En quête de grandissime et d’aventures intérieures, vous aurez l’infini pour horizon, les marées pour uniques saisons, les tempêtes pour seules compagnes, et un Dieu à prier : c’est toujours utile pour ne pas sombrer dans la déraison…
Tu es intéressé, toi ?... Alors, laisse-moi t’expliquer ce qui se passe entre les lignes de cette petite annonce…
Tu devras t’accommoder de l’intense fracas des vagues harcelantes, des gémissements revenants du sémaphore et du silence obsessionnel, celui des marées basses, à force de vraie solitude.
Tu accepteras les borborygmes gênants de la mer comme la convive de tous les jours, à ta table ; pour établir le futur précaire de ta journée, tu traduiras les messages du vent, tu mesureras la hauteur des nuages, tu nuanceras la brume de l’horizon, tu estimeras la couleur de l’océan.
Ne crois pas que cet isolement forcené t’éloignera du monde ; non, au contraire, il t’en rapprochera à travers des connexions si sensibles, si sublimes, si subtiles, qu’elles échapperont d’abord à ta compréhension…
Petit à petit, dans le recueillement et l’abnégation, à l’échelle de ton âme et à la rigueur du dehors comme seul maître, tu apprendras tout de la simplicité et de la grandeur ; tu auras du respect pour ce qui vit ; tu t’exerceras au courage, à la foi, à la modestie jusqu’à l’humilité car elle est notre seule empreinte terrestre.
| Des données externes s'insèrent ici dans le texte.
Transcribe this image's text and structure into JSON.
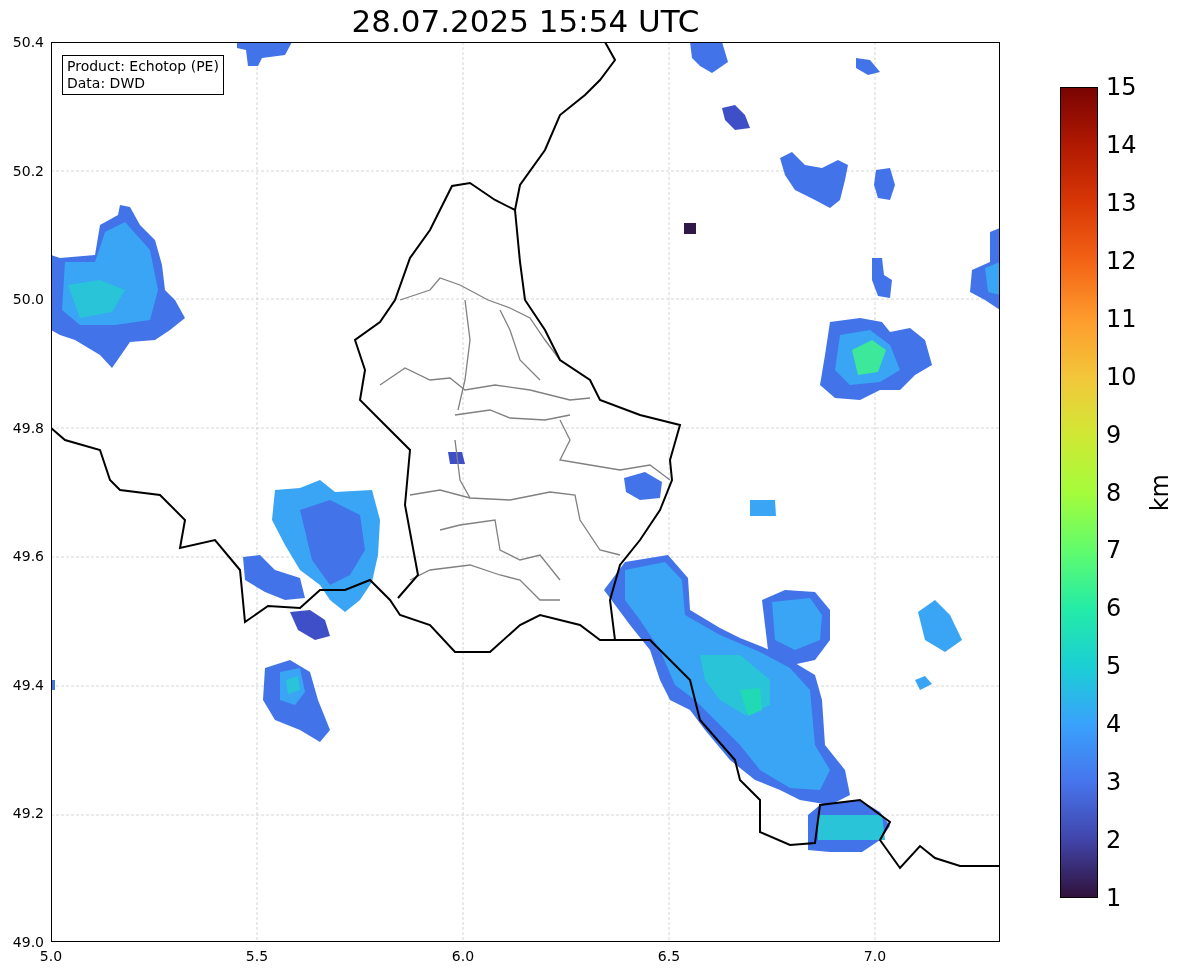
{
  "title": "28.07.2025 15:54 UTC",
  "info_box": {
    "lines": [
      "Product: Echotop (PE)",
      "Data: DWD"
    ]
  },
  "y_ticks": [
    "50.4",
    "50.2",
    "50.0",
    "49.8",
    "49.6",
    "49.4",
    "49.2",
    "49.0"
  ],
  "x_ticks": [
    "5.0",
    "5.5",
    "6.0",
    "6.5",
    "7.0"
  ],
  "colorbar": {
    "label": "km",
    "ticks": [
      "15",
      "14",
      "13",
      "12",
      "11",
      "10",
      "9",
      "8",
      "7",
      "6",
      "5",
      "4",
      "3",
      "2",
      "1"
    ]
  }
}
Au lever du soleil, tu auras des sensations d’allégresse, et des frissons de petitesse, à son coucher. Nuit après nuit, tu admireras les conversations des étoiles ; jaloux, tu les regarderas se rendre visite, tu les verras bondir et tracer dans le ciel des cabales mystérieuses. Tu t’amouracheras d’une plus brillante ; tous les soirs, tu la chercheras, tu lui raconteras tes secrets, tu te laisseras séduire par ses humeurs flamboyantes ; elle sera ta bonne étoile. Au dessus de ta fortification, tu regarderas les mouettes accrochées à des fils de cerfs-volants invisibles ; tu te sentiras pousser des ailes et tu planeras avec elles jusqu’aux nuages, jusqu’aux confins de ton imagination…
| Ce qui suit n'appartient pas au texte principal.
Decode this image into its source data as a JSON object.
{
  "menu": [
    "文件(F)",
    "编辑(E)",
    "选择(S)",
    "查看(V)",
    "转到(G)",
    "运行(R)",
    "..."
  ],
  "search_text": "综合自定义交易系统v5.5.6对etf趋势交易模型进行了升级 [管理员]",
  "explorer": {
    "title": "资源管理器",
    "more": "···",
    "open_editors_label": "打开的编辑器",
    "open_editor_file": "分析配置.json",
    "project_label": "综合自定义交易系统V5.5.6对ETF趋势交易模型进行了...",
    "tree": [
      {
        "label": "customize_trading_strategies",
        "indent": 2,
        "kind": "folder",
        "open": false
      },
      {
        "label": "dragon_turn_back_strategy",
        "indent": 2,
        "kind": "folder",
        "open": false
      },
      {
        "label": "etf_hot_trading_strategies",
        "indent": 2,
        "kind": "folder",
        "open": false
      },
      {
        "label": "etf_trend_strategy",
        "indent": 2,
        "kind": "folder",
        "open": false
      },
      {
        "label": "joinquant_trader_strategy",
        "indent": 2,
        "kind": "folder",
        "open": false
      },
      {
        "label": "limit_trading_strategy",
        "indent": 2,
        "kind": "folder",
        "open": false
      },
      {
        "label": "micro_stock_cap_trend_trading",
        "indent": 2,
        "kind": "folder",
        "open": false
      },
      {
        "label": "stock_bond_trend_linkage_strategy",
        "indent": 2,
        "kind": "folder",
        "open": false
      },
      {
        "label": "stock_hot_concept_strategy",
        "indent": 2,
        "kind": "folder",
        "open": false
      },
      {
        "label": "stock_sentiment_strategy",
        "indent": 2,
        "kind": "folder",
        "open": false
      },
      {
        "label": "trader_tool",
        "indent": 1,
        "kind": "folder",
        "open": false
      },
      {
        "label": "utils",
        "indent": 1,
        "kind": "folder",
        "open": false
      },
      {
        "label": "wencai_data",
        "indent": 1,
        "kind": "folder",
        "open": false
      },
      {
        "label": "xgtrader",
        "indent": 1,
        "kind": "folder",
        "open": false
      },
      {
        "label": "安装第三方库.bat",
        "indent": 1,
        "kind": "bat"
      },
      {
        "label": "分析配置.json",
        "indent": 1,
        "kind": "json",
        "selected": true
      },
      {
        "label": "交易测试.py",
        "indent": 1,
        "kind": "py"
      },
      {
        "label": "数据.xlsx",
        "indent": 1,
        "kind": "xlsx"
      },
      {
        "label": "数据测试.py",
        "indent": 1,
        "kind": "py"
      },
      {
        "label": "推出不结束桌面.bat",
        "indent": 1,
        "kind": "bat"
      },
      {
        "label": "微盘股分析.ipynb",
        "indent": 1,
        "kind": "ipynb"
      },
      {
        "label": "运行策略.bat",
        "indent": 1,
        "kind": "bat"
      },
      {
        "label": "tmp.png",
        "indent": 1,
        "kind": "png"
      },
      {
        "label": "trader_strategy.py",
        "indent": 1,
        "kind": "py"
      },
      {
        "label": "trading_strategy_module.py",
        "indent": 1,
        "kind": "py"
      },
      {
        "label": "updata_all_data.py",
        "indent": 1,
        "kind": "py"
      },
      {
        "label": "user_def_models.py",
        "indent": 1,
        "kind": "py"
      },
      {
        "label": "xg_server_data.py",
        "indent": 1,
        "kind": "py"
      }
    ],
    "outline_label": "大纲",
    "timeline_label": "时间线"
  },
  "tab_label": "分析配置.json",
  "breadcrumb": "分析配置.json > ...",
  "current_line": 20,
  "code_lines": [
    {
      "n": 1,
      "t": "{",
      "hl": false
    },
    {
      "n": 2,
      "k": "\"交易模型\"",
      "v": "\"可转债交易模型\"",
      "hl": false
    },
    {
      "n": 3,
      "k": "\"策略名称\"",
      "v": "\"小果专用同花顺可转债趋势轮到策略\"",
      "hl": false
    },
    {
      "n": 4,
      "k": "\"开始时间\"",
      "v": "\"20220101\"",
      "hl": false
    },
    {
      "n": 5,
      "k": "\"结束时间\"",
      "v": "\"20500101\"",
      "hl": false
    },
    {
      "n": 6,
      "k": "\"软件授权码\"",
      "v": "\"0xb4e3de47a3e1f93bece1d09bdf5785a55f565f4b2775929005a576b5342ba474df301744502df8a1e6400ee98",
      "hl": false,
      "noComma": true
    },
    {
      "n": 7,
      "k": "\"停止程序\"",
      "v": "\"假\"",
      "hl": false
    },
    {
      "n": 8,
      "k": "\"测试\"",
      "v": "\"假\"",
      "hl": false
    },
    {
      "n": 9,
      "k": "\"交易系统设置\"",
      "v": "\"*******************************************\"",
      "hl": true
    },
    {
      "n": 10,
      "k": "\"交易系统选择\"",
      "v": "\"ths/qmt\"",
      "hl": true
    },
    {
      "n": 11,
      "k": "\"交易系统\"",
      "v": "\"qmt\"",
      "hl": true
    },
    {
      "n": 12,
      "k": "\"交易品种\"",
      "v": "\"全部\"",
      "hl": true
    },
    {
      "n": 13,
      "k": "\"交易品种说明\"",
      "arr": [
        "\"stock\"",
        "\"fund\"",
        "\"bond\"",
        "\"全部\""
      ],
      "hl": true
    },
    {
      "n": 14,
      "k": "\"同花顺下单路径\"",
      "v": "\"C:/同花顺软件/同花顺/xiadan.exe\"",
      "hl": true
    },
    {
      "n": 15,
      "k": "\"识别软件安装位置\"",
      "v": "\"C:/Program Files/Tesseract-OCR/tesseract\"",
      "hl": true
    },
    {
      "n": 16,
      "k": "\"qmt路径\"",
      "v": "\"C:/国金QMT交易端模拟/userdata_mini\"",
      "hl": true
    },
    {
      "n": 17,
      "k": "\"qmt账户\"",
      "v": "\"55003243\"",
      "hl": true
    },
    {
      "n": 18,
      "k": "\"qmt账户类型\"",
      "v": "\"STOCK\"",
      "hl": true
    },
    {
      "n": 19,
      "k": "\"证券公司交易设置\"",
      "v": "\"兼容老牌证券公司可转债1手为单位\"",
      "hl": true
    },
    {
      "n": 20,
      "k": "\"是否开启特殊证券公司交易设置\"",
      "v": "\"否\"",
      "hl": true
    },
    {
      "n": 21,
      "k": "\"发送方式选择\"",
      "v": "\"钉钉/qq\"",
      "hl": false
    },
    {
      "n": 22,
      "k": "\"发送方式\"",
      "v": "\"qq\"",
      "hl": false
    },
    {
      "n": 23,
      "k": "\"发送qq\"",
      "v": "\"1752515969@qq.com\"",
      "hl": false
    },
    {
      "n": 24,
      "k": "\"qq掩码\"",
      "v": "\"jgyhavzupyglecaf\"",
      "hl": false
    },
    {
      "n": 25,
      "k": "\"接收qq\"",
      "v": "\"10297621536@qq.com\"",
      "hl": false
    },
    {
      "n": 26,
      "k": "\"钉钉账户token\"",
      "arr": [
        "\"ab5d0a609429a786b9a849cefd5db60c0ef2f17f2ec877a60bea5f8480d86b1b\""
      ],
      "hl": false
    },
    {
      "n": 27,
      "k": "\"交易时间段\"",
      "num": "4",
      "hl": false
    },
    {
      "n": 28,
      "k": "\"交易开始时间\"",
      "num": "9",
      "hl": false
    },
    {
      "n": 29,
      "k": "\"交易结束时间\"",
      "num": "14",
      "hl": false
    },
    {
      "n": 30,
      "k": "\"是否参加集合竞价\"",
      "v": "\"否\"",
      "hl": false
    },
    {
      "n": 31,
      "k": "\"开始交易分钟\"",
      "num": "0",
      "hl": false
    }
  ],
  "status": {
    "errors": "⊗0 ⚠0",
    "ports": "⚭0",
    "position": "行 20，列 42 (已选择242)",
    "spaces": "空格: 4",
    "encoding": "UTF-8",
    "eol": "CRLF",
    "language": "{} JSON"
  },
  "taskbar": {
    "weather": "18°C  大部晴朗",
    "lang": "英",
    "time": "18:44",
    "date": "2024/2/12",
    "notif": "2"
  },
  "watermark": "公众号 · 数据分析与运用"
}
Et les bateaux, au large. Dans ceux en partance, sans le vouloir vraiment, tu t’inviteras passager clandestin sur ce paquebot, skipper sur ce grand voilier ou, sur ce porte-container, simple matelot. Dans les navires en transit, tu admireras les paysages des continents du Pacifique, tu vivras au rythme de l’équipage, tu espéreras tes rêves au plus près de la réalité terrienne. Dans les chalutiers en retour, tu rapporteras tes meilleures marées, tu réapprendras à marcher et, si tu t’en souviens, tu conjugueras le verbe aimer au présent…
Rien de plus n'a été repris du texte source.